There are two more parts in this series, but so far, anyone who has a contract to write the tale of Bears’ failure need not feel threatened.
“At most firms, the head of proprietary trading is the best trader in the house”
Really?
Yes, These firms are out to maximize their bottom line. The prop traders play with the house’s money and have the latitude to take bets over a wide range of markets and instruments. Sometimes they’ll get moved from prop trading to an in-house hedge fund to keep them from leaving to form their own hedge fund.
Put if this way, if the best trader isn’t running prop trading (or at least pretty senior on that desk), it’s a management failing, or perhaps that best trader is too young to have convincingly proven himself.

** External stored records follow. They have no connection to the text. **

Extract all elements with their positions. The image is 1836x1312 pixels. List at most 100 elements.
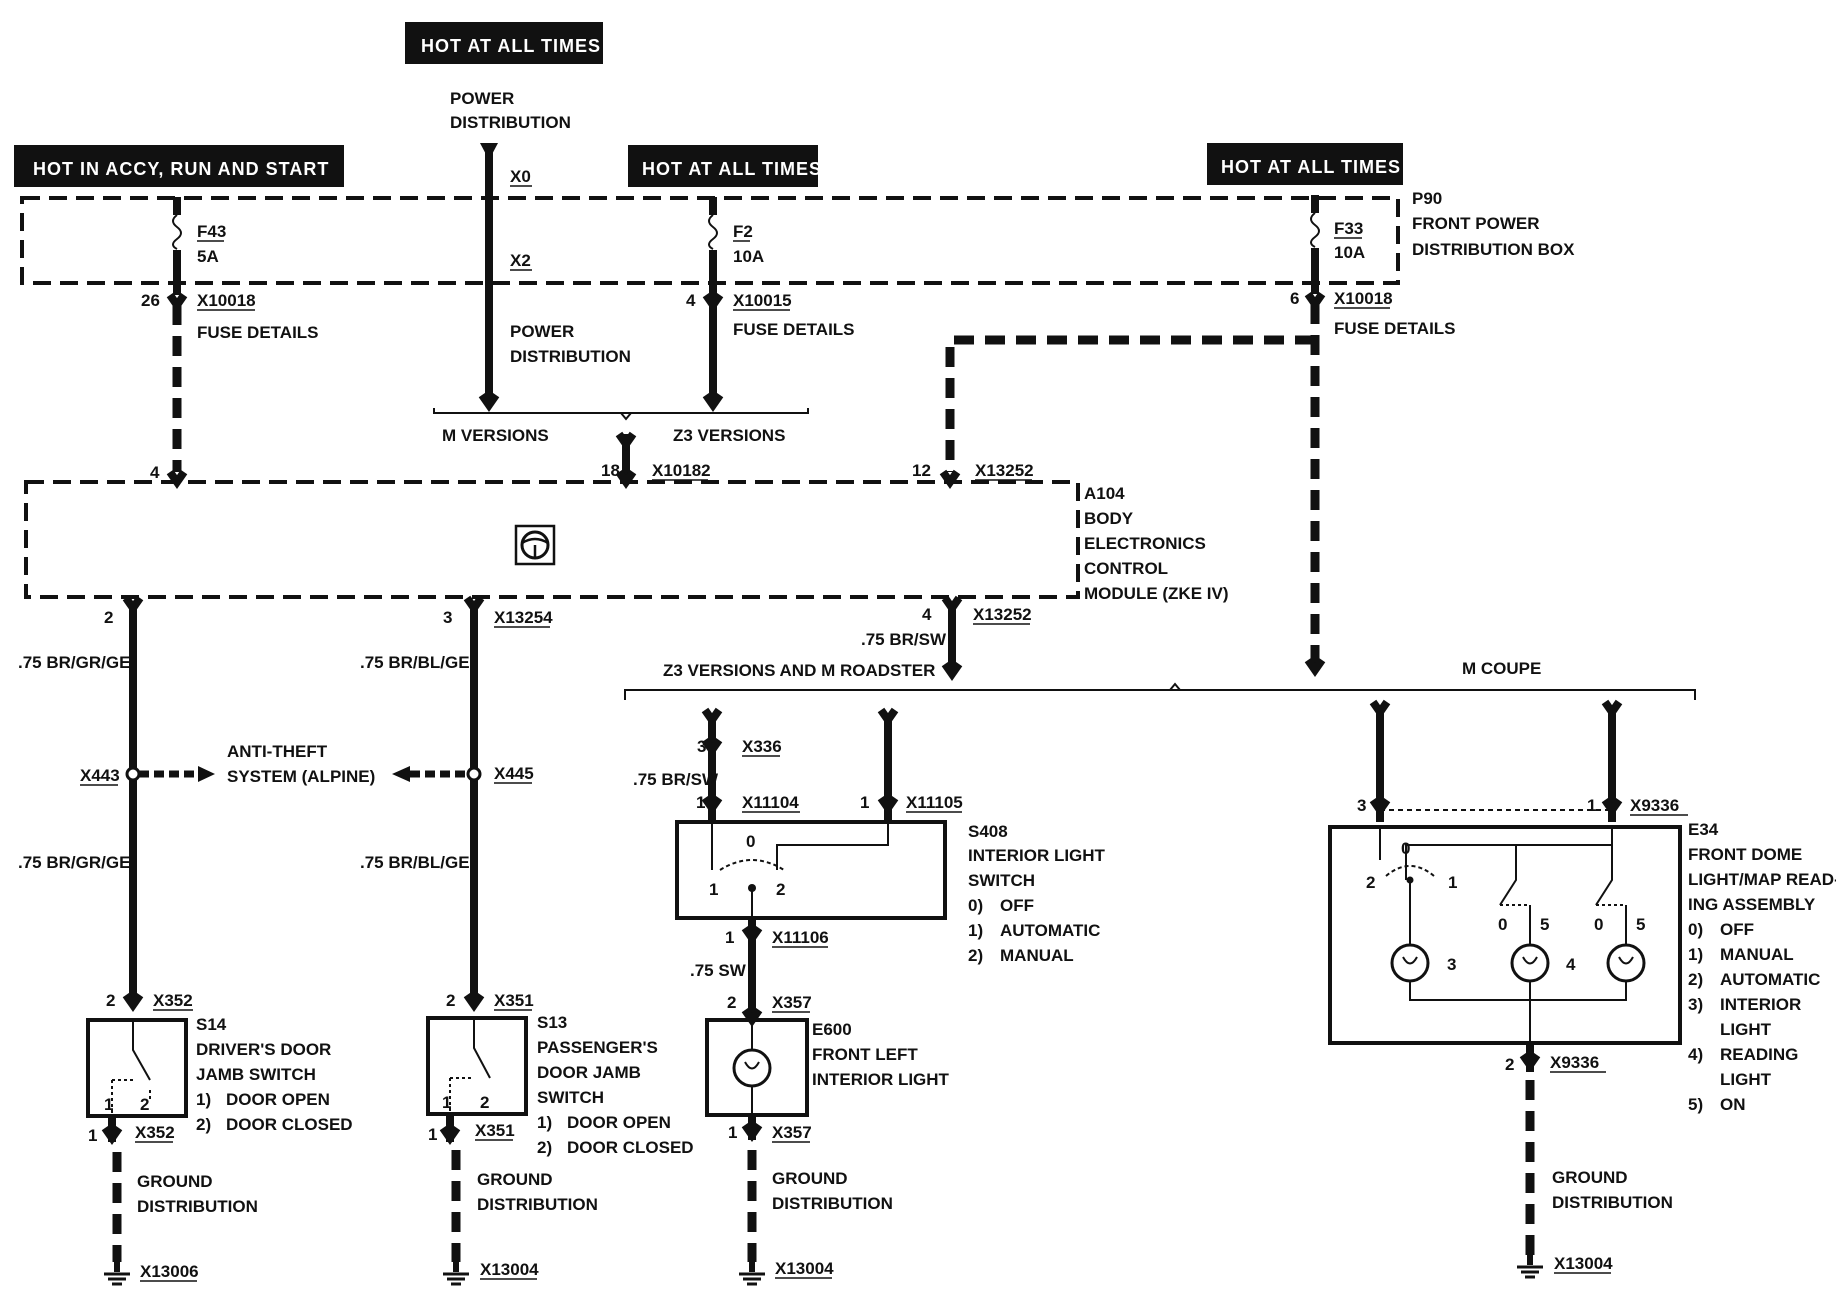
e34-contact: [1499, 845, 1517, 906]
legend-key: 3): [1688, 995, 1703, 1014]
connector-fork-icon: [1304, 291, 1326, 311]
header-hot-at-all-times-mid: HOT AT ALL TIMES: [628, 145, 822, 187]
switch-terminal: 1: [104, 1095, 113, 1114]
connector-label: X13252: [973, 605, 1032, 624]
legend-value: AUTOMATIC: [1720, 970, 1820, 989]
fuse-details-label: FUSE DETAILS: [1334, 319, 1456, 338]
ground-icon: [104, 1262, 130, 1286]
module-icon: [514, 524, 556, 566]
connector-fork-icon: [463, 992, 485, 1012]
ground-label: GROUND: [477, 1170, 553, 1189]
connector-label: X11105: [906, 793, 963, 812]
connector-label: X352: [135, 1123, 175, 1142]
splice-x445-icon: [466, 766, 482, 782]
connector-label: X9336: [1630, 796, 1679, 815]
connector-fork-icon: [1601, 699, 1623, 719]
connector-fork-icon: [877, 795, 899, 815]
ground-label: DISTRIBUTION: [1552, 1193, 1673, 1212]
connector-label: X336: [742, 737, 782, 756]
legend-key: 1): [537, 1113, 552, 1132]
module-label: CONTROL: [1084, 559, 1168, 578]
switch-position: 0: [1594, 915, 1603, 934]
module-label: MODULE (ZKE IV): [1084, 584, 1229, 603]
anti-theft-label: SYSTEM (ALPINE): [227, 767, 375, 786]
legend-key: 2): [196, 1115, 211, 1134]
e34-contact: [1595, 845, 1613, 906]
legend-value: LIGHT: [1720, 1020, 1772, 1039]
group-bracket: [624, 689, 1696, 700]
legend-value: MANUAL: [1720, 945, 1794, 964]
legend-value: MANUAL: [1000, 946, 1074, 965]
ground-icon: [739, 1262, 765, 1286]
fuse-name: F2: [733, 222, 753, 241]
legend-key: 2): [537, 1138, 552, 1157]
splice-x443-icon: [125, 766, 141, 782]
connector-label: X351: [494, 991, 534, 1010]
connector-fork-icon: [1519, 1052, 1541, 1072]
anti-theft-label: ANTI-THEFT: [227, 742, 328, 761]
connector-fork-icon: [877, 707, 899, 727]
wire-end-fork-icon: [702, 392, 724, 412]
connector-label: X352: [153, 991, 193, 1010]
power-distribution-label: POWER: [510, 322, 574, 341]
switch-position: 1: [1448, 873, 1457, 892]
switch-position: 5: [1636, 915, 1645, 934]
power-distribution-label: DISTRIBUTION: [450, 113, 571, 132]
connector-fork-icon: [701, 795, 723, 815]
ground-connector: X13004: [480, 1260, 539, 1279]
module-a104-outline: [24, 480, 1080, 599]
header-text: HOT AT ALL TIMES: [642, 159, 822, 179]
component-label: LIGHT/MAP READ-: [1688, 870, 1836, 889]
component-label: PASSENGER'S: [537, 1038, 658, 1057]
s13-switch-box: [426, 1016, 528, 1116]
component-id: E600: [812, 1020, 852, 1039]
bulb-filament-icon: [1402, 956, 1418, 965]
ground-icon: [443, 1262, 469, 1286]
s408-switch-box: [675, 820, 947, 920]
module-label: ELECTRONICS: [1084, 534, 1206, 553]
fuse-name: F43: [197, 222, 226, 241]
module-label: BODY: [1084, 509, 1134, 528]
fuse-rating: 10A: [733, 247, 764, 266]
component-id: S14: [196, 1015, 227, 1034]
pin-number: 3: [1357, 796, 1366, 815]
connector-label: X13252: [975, 461, 1034, 480]
connector-fork-icon: [1369, 699, 1391, 719]
wire-color-label: .75 BR/GR/GE: [18, 653, 130, 672]
legend-key: 4): [1688, 1045, 1703, 1064]
bulb-filament-icon: [744, 1061, 760, 1070]
ground-connector: X13004: [1554, 1254, 1613, 1273]
pin-number: 4: [150, 463, 160, 482]
connector-fork-icon: [615, 431, 637, 451]
component-label: DRIVER'S DOOR: [196, 1040, 331, 1059]
component-label: INTERIOR LIGHT: [968, 846, 1106, 865]
connector-fork-icon: [101, 1125, 123, 1145]
ground-label: DISTRIBUTION: [137, 1197, 258, 1216]
connector-label: X11104: [742, 793, 799, 812]
connector-fork-icon: [701, 737, 723, 757]
connector-label: X10182: [652, 461, 711, 480]
pin-number: 12: [912, 461, 931, 480]
legend-key: 2): [1688, 970, 1703, 989]
header-hot-in-accy-run-start: HOT IN ACCY, RUN AND START: [14, 145, 344, 187]
connector-label: X357: [772, 993, 812, 1012]
component-label: FRONT DOME: [1688, 845, 1802, 864]
pin-number: 3: [443, 608, 452, 627]
header-hot-at-all-times-right: HOT AT ALL TIMES: [1207, 143, 1403, 185]
pin-number: 4: [922, 605, 932, 624]
pin-number: 1: [428, 1125, 437, 1144]
power-distribution-label: DISTRIBUTION: [510, 347, 631, 366]
pin-number: 2: [446, 991, 455, 1010]
component-id: S13: [537, 1013, 567, 1032]
legend-value: DOOR CLOSED: [567, 1138, 694, 1157]
group-label-m-coupe: M COUPE: [1462, 659, 1541, 678]
pin-number: 1: [860, 793, 869, 812]
legend-value: OFF: [1000, 896, 1034, 915]
component-label: SWITCH: [537, 1088, 604, 1107]
connector-label: X351: [475, 1121, 515, 1140]
wire-end-fork-icon: [941, 661, 963, 681]
fuse-details-label: FUSE DETAILS: [197, 323, 319, 342]
pin-number: 3: [697, 737, 706, 756]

This article raises a thought in my mind: Are some firms doing worse in the subprime crisis due to a failure of underlings to respect the authority of women? You mention Wendy de Monchaux as a manager whose instructions were circumvented. A recent article on Zoe Cruz of Morgan Stanley more or less said the same thing. The was even a quote from someone who had just moved over from Goldman remarking that such insurrection by underlings just doesn’t happen there.
anon 2:12,
Don’t read too much into the particular winners and losers from a crunch. There’s a lot of luck involved. In the 1998 bond market crunch, Morgan and Lehman did better than Goldman. Goldman’s losses were probably the main reason that Corzine lost the top job, and the firm deferred its IPO. And on Black Monday in 1987, Morgan made tons of money from puts on the S&P index that it bought beforehand (but after the banks had made a crash likely by selling tons of portfolio insurance to investors).
The Head of Prop Trading is not necessarily the best trader as his/her job is mainly to manage the prop traders and make sure they don’t blow up the bank.
I certainly agree with raf. At big houses the Head of Prop Trading is foremost a manager, secondly a trader.
No wonder the Street is in the mess it’s in. I was only in trading environments early in my career, through the mid 1990s, but I worked with really good people who knew how to manage an operation doing pretty complex strategies (and they were pretty well connected, indeed, were looked to by other shops as a model).
The top trader was in charge of the risk position for his desk and had oversight for the entire firm’s position. (750 people, regularly traded 5% of the NYSE hedging its book). The idea that you’d have a manager overseeing traders would have been considered absurd. They wouldn’t have known enough and would have lacked authority.
One guy I knew would simply do overlays if he didn’t like what the traders on the desk were doing or if he thought their positions were good but in total it made for too big a bet in one direction. The managerial types were number two on the desk, the uber trader was number one.
Jeez, the Street is being run like commercial banking but paying itself like investment bankers. No wonder it’s blown itself up.
The quality of the WSJ has crashed since Murdoch took over. By 2010, USA Today will have better business coverage.